Las magras pensiones de los gendarmes de Puente

Reportaje sabatino

No es casualidad el tema que están poniendo sobre la mesa y ante la opinión pública los gendarmes del país: las pensiones luego del retiro.

Y es que este es punto crítico de toda familia chilena -excluyendo a un sectores minoritario, claro está- , donde se sacan cuentas una tras otra y donde el resultado es categórico: no alcanzará para una vejez digna y donde se tendrá que hacer una especie de cadena familiar para sostener a los viejos.

Eso es lo que también están planteando los funcionarios de Gendarmería de Chile, que en los últimos días comenzaron una movilización por pensiones dignas y porque exista una verdadera carrera funcionaria, donde los que egresan de la escuela de formación puedan acceder hasta los cargos más altos en los 30 años que pueden estar en la institución.

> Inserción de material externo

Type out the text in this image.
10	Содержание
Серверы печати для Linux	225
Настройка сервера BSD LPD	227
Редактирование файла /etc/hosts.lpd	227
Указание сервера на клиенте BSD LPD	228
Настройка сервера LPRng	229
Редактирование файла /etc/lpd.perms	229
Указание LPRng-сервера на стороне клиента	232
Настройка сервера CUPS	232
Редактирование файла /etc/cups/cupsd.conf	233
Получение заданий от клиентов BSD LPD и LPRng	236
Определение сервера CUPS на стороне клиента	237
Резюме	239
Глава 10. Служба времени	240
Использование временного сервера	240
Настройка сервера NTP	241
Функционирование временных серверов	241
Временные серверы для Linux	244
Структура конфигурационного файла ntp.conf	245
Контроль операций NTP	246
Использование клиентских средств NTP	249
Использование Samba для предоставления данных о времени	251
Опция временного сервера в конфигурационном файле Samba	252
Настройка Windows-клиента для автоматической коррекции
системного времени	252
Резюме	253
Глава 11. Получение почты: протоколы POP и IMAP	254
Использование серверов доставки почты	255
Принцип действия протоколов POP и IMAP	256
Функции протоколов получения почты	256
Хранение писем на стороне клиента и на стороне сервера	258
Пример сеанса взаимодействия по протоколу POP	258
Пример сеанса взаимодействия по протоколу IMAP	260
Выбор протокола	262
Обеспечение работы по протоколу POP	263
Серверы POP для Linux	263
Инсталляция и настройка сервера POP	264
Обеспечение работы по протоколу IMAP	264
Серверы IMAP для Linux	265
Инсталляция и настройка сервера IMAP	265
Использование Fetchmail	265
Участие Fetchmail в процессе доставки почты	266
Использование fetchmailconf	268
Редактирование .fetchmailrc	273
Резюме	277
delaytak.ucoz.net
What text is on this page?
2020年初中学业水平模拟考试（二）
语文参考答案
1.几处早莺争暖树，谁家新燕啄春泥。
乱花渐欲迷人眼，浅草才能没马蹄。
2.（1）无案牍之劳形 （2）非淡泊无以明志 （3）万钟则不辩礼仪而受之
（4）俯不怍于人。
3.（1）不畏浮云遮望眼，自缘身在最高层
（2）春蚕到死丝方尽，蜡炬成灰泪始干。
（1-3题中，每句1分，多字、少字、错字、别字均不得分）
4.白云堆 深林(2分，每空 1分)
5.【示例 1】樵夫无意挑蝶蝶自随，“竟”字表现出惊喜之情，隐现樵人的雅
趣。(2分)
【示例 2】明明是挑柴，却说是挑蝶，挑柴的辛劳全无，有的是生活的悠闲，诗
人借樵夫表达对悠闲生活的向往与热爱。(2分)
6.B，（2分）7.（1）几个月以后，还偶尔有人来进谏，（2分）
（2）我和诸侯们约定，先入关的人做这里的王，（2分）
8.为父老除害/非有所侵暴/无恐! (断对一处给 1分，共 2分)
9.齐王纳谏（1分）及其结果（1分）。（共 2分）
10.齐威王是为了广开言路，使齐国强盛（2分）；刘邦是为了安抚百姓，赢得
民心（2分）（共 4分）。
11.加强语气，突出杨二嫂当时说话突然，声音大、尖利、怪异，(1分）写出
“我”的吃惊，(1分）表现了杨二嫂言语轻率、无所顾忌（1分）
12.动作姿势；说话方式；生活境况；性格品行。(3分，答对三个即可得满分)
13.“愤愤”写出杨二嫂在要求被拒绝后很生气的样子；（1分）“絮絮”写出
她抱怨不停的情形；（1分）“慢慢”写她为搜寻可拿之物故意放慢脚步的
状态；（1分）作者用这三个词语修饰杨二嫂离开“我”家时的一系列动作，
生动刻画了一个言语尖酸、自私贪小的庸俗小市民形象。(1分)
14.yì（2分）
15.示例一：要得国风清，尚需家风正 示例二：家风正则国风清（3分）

Sin embargo, denuncian, acá no es posible pensar para ellos en llegar, por ejemplo, a suboficial mayor, ya que no hay establecido un periodo para que se suba de escalafón, con la consiguiente mejor salarial y con ello aumentar un poco  más la pensión.

A todo esto se suma la resolución N° 42.701, de junio de 2016 por parte de Contraloría, en que se impone un tope máximo imponible de 60 UF -según el Decreto Ley 3501 de 1980 que fundó las AFP-, luego del bullado caso de Miryam Olate,  exsubdirectora técnica de Gendarmería, quien  había logrado una pensión bruta mensual de $ 5,4 millones, lo que fue objetado por la Contraloría, al igual que otras diez jubilaciones millonarias obtenidas por funcionarios de esta repartición.

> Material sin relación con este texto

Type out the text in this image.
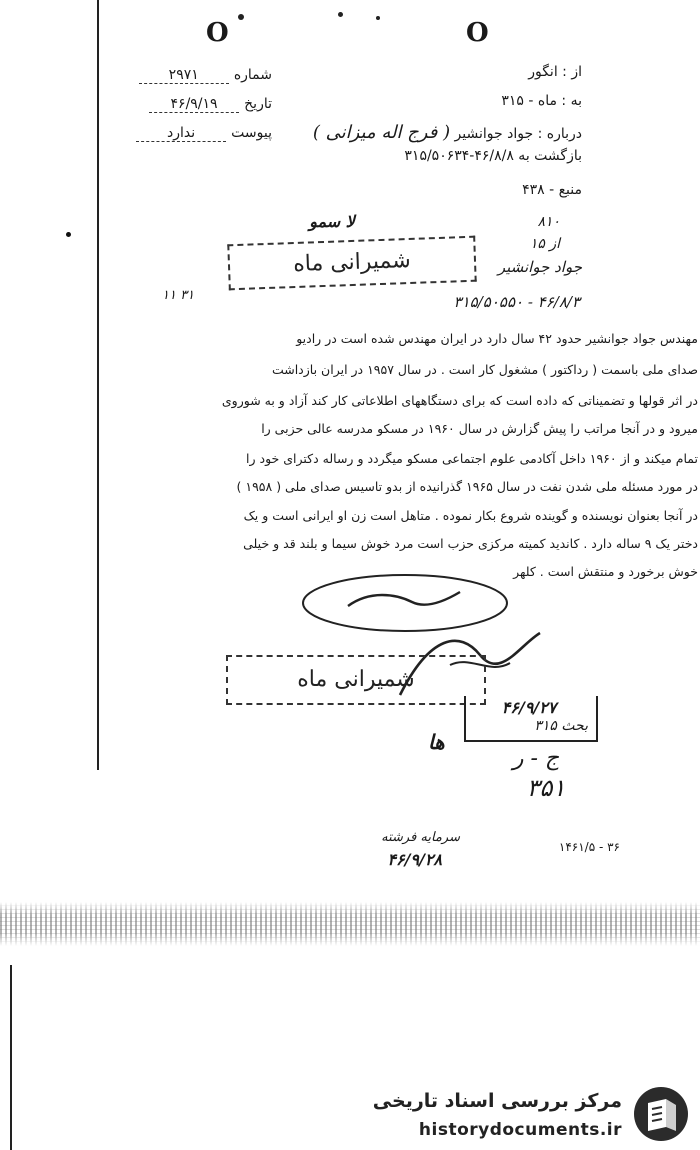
O	O
شماره ۲۹۷۱
تاریخ ۴۶/۹/۱۹
پیوست ندارد
از : انگور
به : ماه - ۳۱۵
درباره : جواد جوانشیر ( فرج اله میزانی )
بازگشت به ۴۶/۸/۸-۳۱۵/۵۰۶۳۴
منبع - ۴۳۸
لا سمو	۸۱۰
از ۱۵
جواد جوانشیر
شمیرانی ماه
۱۱ ۳۱	۳۱۵/۵۰۵۵۰ - ۴۶/۸/۳
مهندس جواد جوانشیر حدود ۴۲ سال دارد در ایران مهندس شده است در رادیو
صدای ملی باسمت ( رداکتور ) مشغول کار است . در سال ۱۹۵۷ در ایران بازداشت
در اثر قولها و تضمیناتی که داده است که برای دستگاههای اطلاعاتی کار کند آزاد و به شوروی
میرود و در آنجا مراتب را پیش گزارش در سال ۱۹۶۰ در مسکو مدرسه عالی حزبی را
تمام میکند و از ۱۹۶۰ داخل آکادمی علوم اجتماعی مسکو میگردد و رساله دکترای خود را
در مورد مسئله ملی شدن نفت در سال ۱۹۶۵ گذرانیده از بدو تاسیس صدای ملی ( ۱۹۵۸ )
در آنجا بعنوان نویسنده و گوینده شروع بکار نموده . متاهل است زن او ایرانی است و یک
دختر یک ۹ ساله دارد . کاندید کمیته مرکزی حزب است مرد خوش سیما و بلند قد و خیلی
خوش برخورد و منتقش است . کلهر
شمیرانی ماه
۴۶/۹/۲۷
بحث ۳۱۵
ها
ج - ر
۳۵۱
سرمایه فرشته
۴۶/۹/۲۸
۱۴۶۱/۵ - ۳۶
مرکز بررسی اسناد تاریخی
historydocuments.ir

Ante ello, recordemos, el Consejo de Defensa del Estado se hizo parte del caso con la presentación de una querella por la posible comisión de fraude al fisco, sobre la base de que “tal como consta en la carpeta investigativa, se han realizado una serie de maniobras orientadas a la obtención fraudulenta de pensiones abultadas que exceden el tope legal”.

Pero cuál es el fondo de este asunto.

Los gendarmes sostienen que su trabajo es especial y que es un  servicio permanente con alto riesgo, ya que trabajan con personas detenidas y en condiciones laborales precarias en recintos penales sobrepoblados y que tienen instalaciones añejas, donde tienen que convivir con internos peligrosos.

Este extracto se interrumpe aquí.